March 13– Thursday– Washington, D.C.– Presented with a handsome buggy whip by a delegation of Massachusetts businessmen, President Lincoln expresses his thanks, saying that “it is evidently expected that a good deal of whipping is to be done. But as we meet here socially let us not think only of whipping rebels, or of those who seem to think only of whipping Negroes, but of those pleasant days, which it is to be hoped are in store for us, when seated behind a good pair of horses we can crack our whips and drive through a peaceful, happy, and prosperous land.” Lincoln issues an executive order to General McClellan to take “the force down the Potomac, choosing a new base at Fortress Monroe, or anywhere between here and there, or, at all events, move such remainder of the army at once in pursuit of the enemy by some route.”

 March 14– Friday– Christiania, Norway– Birth of Vilhelm Frimen Koren Bjerknes, physicist and meteorologist who will help to develop modern weather forecasting.

March 14– Friday– New Berne, North Carolina– Federal troops capture the town, suffering 471 dead, wounded and missing while inflicting about 600 Confederate casualties.

 

Gunboats at the battle of New Berne

 

March 14– Friday– Boston, Massachusetts– The Liberator criticizes President Lincoln’s proposal of March 6th for compensated emancipation, mocking the content and language of the message to Congress, ridiculing the idea of “pecuniary cooperation . . . for the inconveniences, public and private, produced by such change of system. . . . bunglingly expressed, quite discreditable in that particular as official documents. . . . [The] President is at war with common sense, sound reason, the teachings of history.” The paper asserts that the president “has now THE CONSTITUTIONAL RIGHT, POWER AND OPPORTUNITY to ‘proclaim liberty throughout the land to all the in habitants thereof’ and neither the President nor Congress must be allowed to evade this solemn duty by any dodge of this kind.”

March 15– Saturday– Washington, D.C.– President Lincoln issues an executive order expressing his thanks to the commander and crew of the USS Monitor “for the heroism you have displayed and the great service you have rendered.” The President also signs legislation establishing American participation in a joint commission of France, Great Britain and the United States to determine means of preserving fisheries in the North Atlantic Ocean.

March 15– Saturday– New York City– With a sly comment about Britain’s diplomatic and military response to the Trent affair, Harpers Weekly alleges that the “expense to England of the Mason and Slidell affair is understood to be £364,000 ($1,820,000).

A cruiser of the British Africa Squadron chases a slaver

March 15– Saturday– Washington, D.C.– Lord Lyons, the British Minister, reports to Lord Russell in the Foreign Office that he, Lyons, has “seen Mr.
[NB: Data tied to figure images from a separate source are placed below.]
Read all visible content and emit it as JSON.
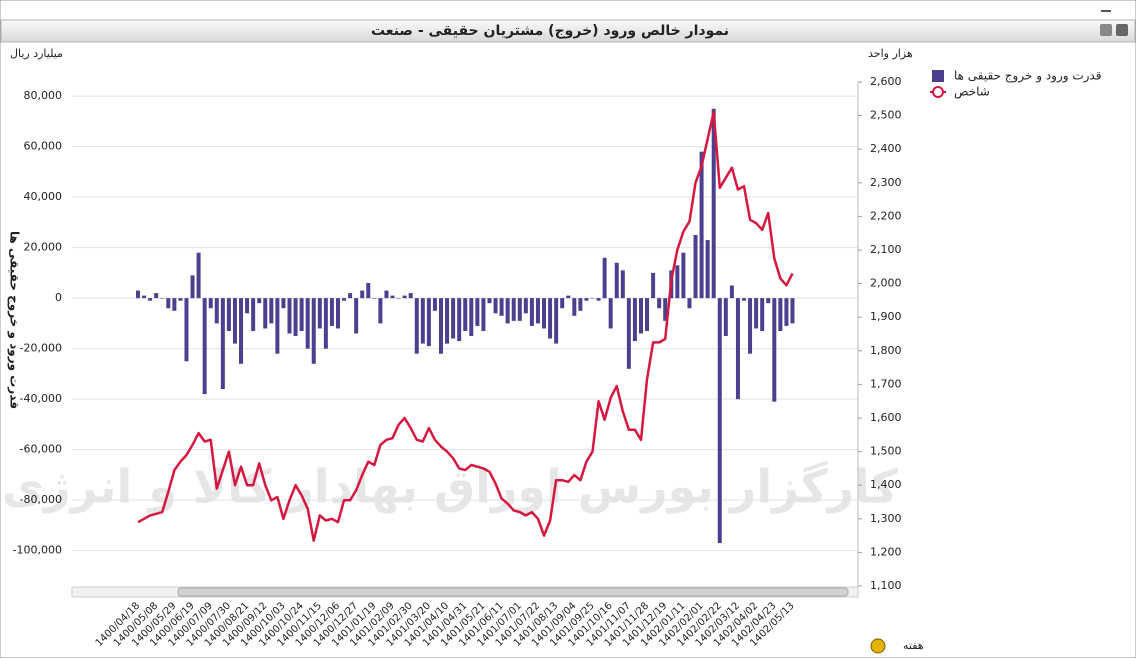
{
  "chart_data": {
    "type": "bar-line",
    "title": "نمودار خالص ورود (خروج) مشتریان حقیقی - صنعت",
    "y_unit": "میلیارد ریال",
    "y2_unit": "هزار واحد",
    "y_axis_label": "قدرت ورود و خروج حقیقی ها",
    "x_axis_label": "هفته",
    "watermark": "کارگزار بورس اوراق بهادار کالا و انرژی",
    "legend": "top-right",
    "categories": [
      "1400/04/18",
      null,
      null,
      "1400/05/08",
      null,
      null,
      "1400/05/29",
      null,
      null,
      "1400/06/19",
      null,
      null,
      "1400/07/09",
      null,
      null,
      "1400/07/30",
      null,
      null,
      "1400/08/21",
      null,
      null,
      "1400/09/12",
      null,
      null,
      "1400/10/03",
      null,
      null,
      "1400/10/24",
      null,
      null,
      "1400/11/15",
      null,
      null,
      "1400/12/06",
      null,
      null,
      "1400/12/27",
      null,
      null,
      "1401/01/19",
      null,
      null,
      "1401/02/09",
      null,
      null,
      "1401/02/30",
      null,
      null,
      "1401/03/20",
      null,
      null,
      "1401/04/10",
      null,
      null,
      "1401/04/31",
      null,
      null,
      "1401/05/21",
      null,
      null,
      "1401/06/11",
      null,
      null,
      "1401/07/01",
      null,
      null,
      "1401/07/22",
      null,
      null,
      "1401/08/13",
      null,
      null,
      "1401/09/04",
      null,
      null,
      "1401/09/25",
      null,
      null,
      "1401/10/16",
      null,
      null,
      "1401/11/07",
      null,
      null,
      "1401/11/28",
      null,
      null,
      "1401/12/19",
      null,
      null,
      "1402/01/11",
      null,
      null,
      "1402/02/01",
      null,
      null,
      "1402/02/22",
      null,
      null,
      "1402/03/12",
      null,
      null,
      "1402/04/02",
      null,
      null,
      "1402/04/23",
      null,
      null,
      "1402/05/13"
    ],
    "series": [
      {
        "name": "قدرت ورود و خروج حقیقی ها",
        "type": "bar",
        "color": "#4b3f8f",
        "values": [
          3000,
          1000,
          -1000,
          2000,
          0,
          -4000,
          -5000,
          -1000,
          -25000,
          9000,
          18000,
          -38000,
          -4000,
          -10000,
          -36000,
          -13000,
          -18000,
          -26000,
          -6000,
          -13000,
          -2000,
          -12000,
          -10000,
          -22000,
          -4000,
          -14000,
          -15000,
          -13000,
          -20000,
          -26000,
          -12000,
          -20000,
          -11000,
          -12000,
          -1000,
          2000,
          -14000,
          3000,
          6000,
          0,
          -10000,
          3000,
          1000,
          0,
          1000,
          2000,
          -22000,
          -18000,
          -19000,
          -5000,
          -22000,
          -18000,
          -16000,
          -17000,
          -13000,
          -15000,
          -11000,
          -13000,
          -2000,
          -6000,
          -7000,
          -10000,
          -9000,
          -9000,
          -6000,
          -11000,
          -10000,
          -12000,
          -16000,
          -18000,
          -4000,
          1000,
          -7000,
          -5000,
          -1000,
          0,
          -1000,
          16000,
          -12000,
          14000,
          11000,
          -28000,
          -17000,
          -14000,
          -13000,
          10000,
          -4000,
          -9000,
          11000,
          13000,
          18000,
          -4000,
          25000,
          58000,
          23000,
          75000,
          -97000,
          -15000,
          5000,
          -40000,
          -1000,
          -22000,
          -12000,
          -13000,
          -2000,
          -41000,
          -13000,
          -11000,
          -10000
        ]
      },
      {
        "name": "شاخص",
        "type": "line",
        "axis": "y2",
        "color": "#d6173f",
        "values": [
          1290,
          1300,
          1310,
          1315,
          1320,
          1380,
          1445,
          1470,
          1490,
          1520,
          1555,
          1530,
          1535,
          1390,
          1445,
          1500,
          1400,
          1455,
          1400,
          1400,
          1465,
          1400,
          1355,
          1365,
          1300,
          1355,
          1400,
          1370,
          1330,
          1235,
          1310,
          1295,
          1300,
          1290,
          1355,
          1355,
          1385,
          1430,
          1470,
          1460,
          1520,
          1535,
          1540,
          1580,
          1600,
          1570,
          1535,
          1530,
          1570,
          1535,
          1515,
          1500,
          1480,
          1450,
          1445,
          1460,
          1455,
          1450,
          1440,
          1405,
          1360,
          1345,
          1325,
          1320,
          1310,
          1320,
          1300,
          1250,
          1295,
          1415,
          1415,
          1410,
          1430,
          1415,
          1470,
          1500,
          1650,
          1595,
          1660,
          1695,
          1620,
          1565,
          1565,
          1535,
          1715,
          1825,
          1825,
          1835,
          2010,
          2100,
          2155,
          2185,
          2300,
          2350,
          2430,
          2510,
          2285,
          2315,
          2345,
          2280,
          2290,
          2190,
          2180,
          2160,
          2210,
          2075,
          2015,
          1995,
          2030
        ]
      }
    ],
    "ylim": [
      -114000,
      85600
    ],
    "yticks": [
      {
        "value": 80000,
        "label": "80,000"
      },
      {
        "value": 60000,
        "label": "60,000"
      },
      {
        "value": 40000,
        "label": "40,000"
      },
      {
        "value": 20000,
        "label": "20,000"
      },
      0,
      {
        "value": -20000,
        "label": "-20,000"
      },
      {
        "value": -40000,
        "label": "-40,000"
      },
      {
        "value": -60000,
        "label": "-60,000"
      },
      {
        "value": -80000,
        "label": "-80,000"
      },
      {
        "value": -100000,
        "label": "-100,000"
      }
    ],
    "y2lim": [
      1100,
      2600
    ],
    "y2ticks": [
      {
        "value": 2600,
        "label": "2,600"
      },
      {
        "value": 2500,
        "label": "2,500"
      },
      {
        "value": 2400,
        "label": "2,400"
      },
      {
        "value": 2300,
        "label": "2,300"
      },
      {
        "value": 2200,
        "label": "2,200"
      },
      {
        "value": 2100,
        "label": "2,100"
      },
      {
        "value": 2000,
        "label": "2,000"
      },
      {
        "value": 1900,
        "label": "1,900"
      },
      {
        "value": 1800,
        "label": "1,800"
      },
      {
        "value": 1700,
        "label": "1,700"
      },
      {
        "value": 1600,
        "label": "1,600"
      },
      {
        "value": 1500,
        "label": "1,500"
      },
      {
        "value": 1400,
        "label": "1,400"
      },
      {
        "value": 1300,
        "label": "1,300"
      },
      {
        "value": 1200,
        "label": "1,200"
      },
      {
        "value": 1100,
        "label": "1,100"
      }
    ],
    "grid": true
  }
}
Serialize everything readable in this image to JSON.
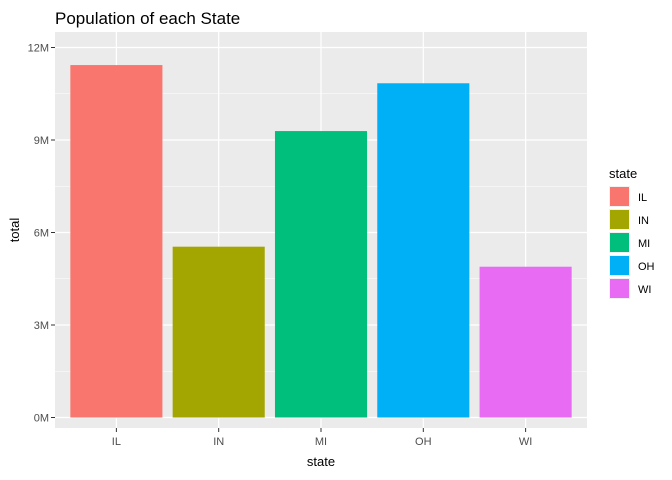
{
  "chart_data": {
    "type": "bar",
    "title": "Population of each State",
    "xlabel": "state",
    "ylabel": "total",
    "categories": [
      "IL",
      "IN",
      "MI",
      "OH",
      "WI"
    ],
    "values": [
      11430000,
      5540000,
      9290000,
      10840000,
      4890000
    ],
    "colors": [
      "#F8766D",
      "#A3A500",
      "#00BF7D",
      "#00B0F6",
      "#E76BF3"
    ],
    "ylim": [
      0,
      12000000
    ],
    "yticks": [
      0,
      3000000,
      6000000,
      9000000,
      12000000
    ],
    "ytick_labels": [
      "0M",
      "3M",
      "6M",
      "9M",
      "12M"
    ],
    "grid": true,
    "legend": {
      "title": "state",
      "placement": "right",
      "entries": [
        "IL",
        "IN",
        "MI",
        "OH",
        "WI"
      ]
    },
    "panel_color": "#EBEBEB"
  }
}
Seward and have spoken to him, in the sense of those Despatches, on the subject of the search and capture by British Cruizers of American Vessels engaged in the Slave Trade. I said to Mr. Seward that in the opinion of Her Majesty’s Government the only mode of providing for the safe and lawful exercise of a power to effect such searches and captures, would be the conclusion of an efficient Slave Trade Treaty between the two Countries; and I put into his hands the Draft of such a Treaty which was inclosed in your Lordship’s [dispatch of March 1st]. Mr. Seward appeared to doubt its being advisable to enter at the present moment into negotiations for the conclusion of a Treaty. He said, however, that he would consider the matter. He observed that the occupation of the Coast of the Southern States by the Federal troops would, he supposed, soon very much diminish the number of ships required to maintain the Blockade and would thus enable this Government to employ an efficient Squadron in operations against the Slave Trade.”